Quando chegaram à lapa de onde tinham descido, Issa percebeu que os dois condenados vinham subindo em direção deles, hesitantes. Com um aceno de mão abriu-lhes as portas de sua hospitalidade. Primus conteve sua contrariedade e afastou-se de Issa, temeroso de que este lhe prescrutasse o íntimo. Ele ainda estava sob o impacto das palavras de seu Mestre. Sabia que entre o povo dele, os hebreus, era costume apedrejar os homens-mulher e as mulheres-macho. Como é que, sendo daquele povo, ele tivesse pensamento tão contrário? No fundo, tanto hebreus quanto celtas comungavam a mesma crença.

— Primus — soou a voz de Issa — ninguém é obrigado a comungar com todo o em que sua comunidade crê. Se assim fosse, onde estaria o direito de cada um de agir segundo sua vontade? Os homens se diferenciam das ovelhas justamente porque podem pensar por si. Quando todos pensam juntos o mesmo pensamento; quando todos comungam juntos as mesmas crenças e os mesmos hábitos, então, todos se condenam ao fim. É a divergência que leva ao crescimento. Ela, a divergência, cria oportunidades para o Conhecimento. Tu, hoje, aprendeste comigo e com os celtas, que há outros modos de se compreender aqueles que diferem profundamente de nós. Aprendeste que não podes atirar pedras nos outros, visto que o que lhes acontece agora, bem poderá vir a te acontecer. Nada é definitivo nesta existência terrestre. Nada é assegurado aos que ainda devem descer a viver aqui. Então, tolerância e fraternidade devem ser as Leis que regem as relações entre vós, encarnados de todos os tempos.

Aprende e compreende, Primus, que as lágrimas do outro são informações preciosas para que ajas agora a fim de evitar no teu futuro lágrimas semelhantes.

Os dois condenados da aldeia se chegaram e permaneceram respeitosamente afastados, cabeças sobre os peitos e ombros caídos.

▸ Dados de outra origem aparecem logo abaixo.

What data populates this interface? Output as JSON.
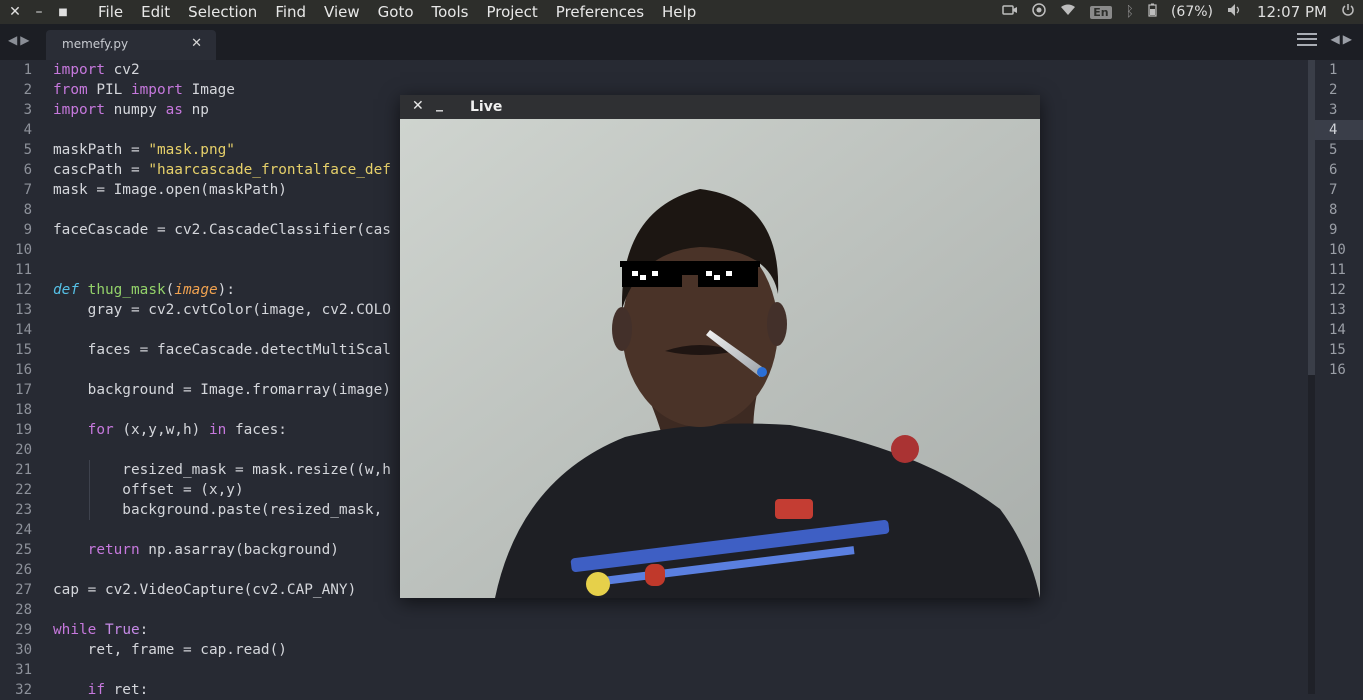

— Vinde, irmãos — convidou-os jovialmente Issa. — Primus terá imenso prazer em nos preparar um gostoso e farto desjejum. Aguardemos, pois, enquanto ele busca o necessário para isto.

Pegado de surpresa, Primus ficou de boca aberta. Não tinham nada para comer. Como poderia preparar um desjejum para os quatro?

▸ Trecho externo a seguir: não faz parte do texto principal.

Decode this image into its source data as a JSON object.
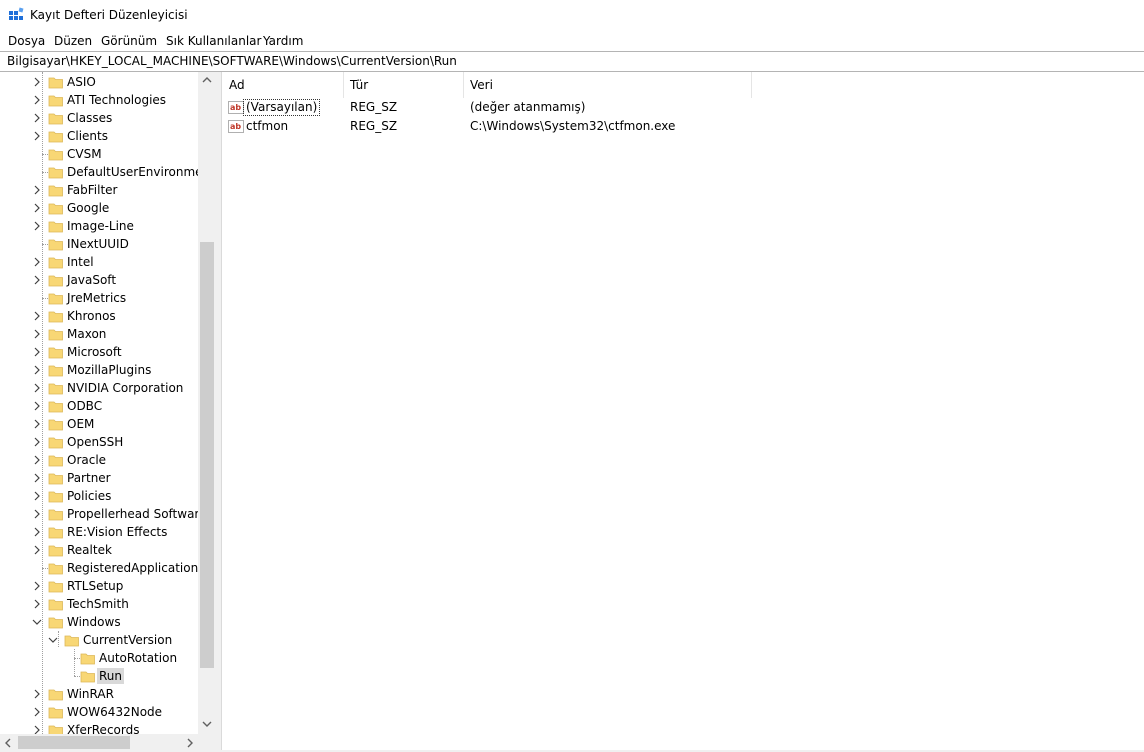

Com alegria sincera, Issa logo colocou os dois recém-chegados à vontade e um deles, vendo que Primus estava atrapalhado, ofereceu-se para ajudar. Os dois, guiados pelo celta, enveredaram na mata e logo retornaram com favos de mel, frutas silvestres e um faisão morto a pedradas.

Issa saboreou as frutas e o mel, mas declinou da carne tenra da ave.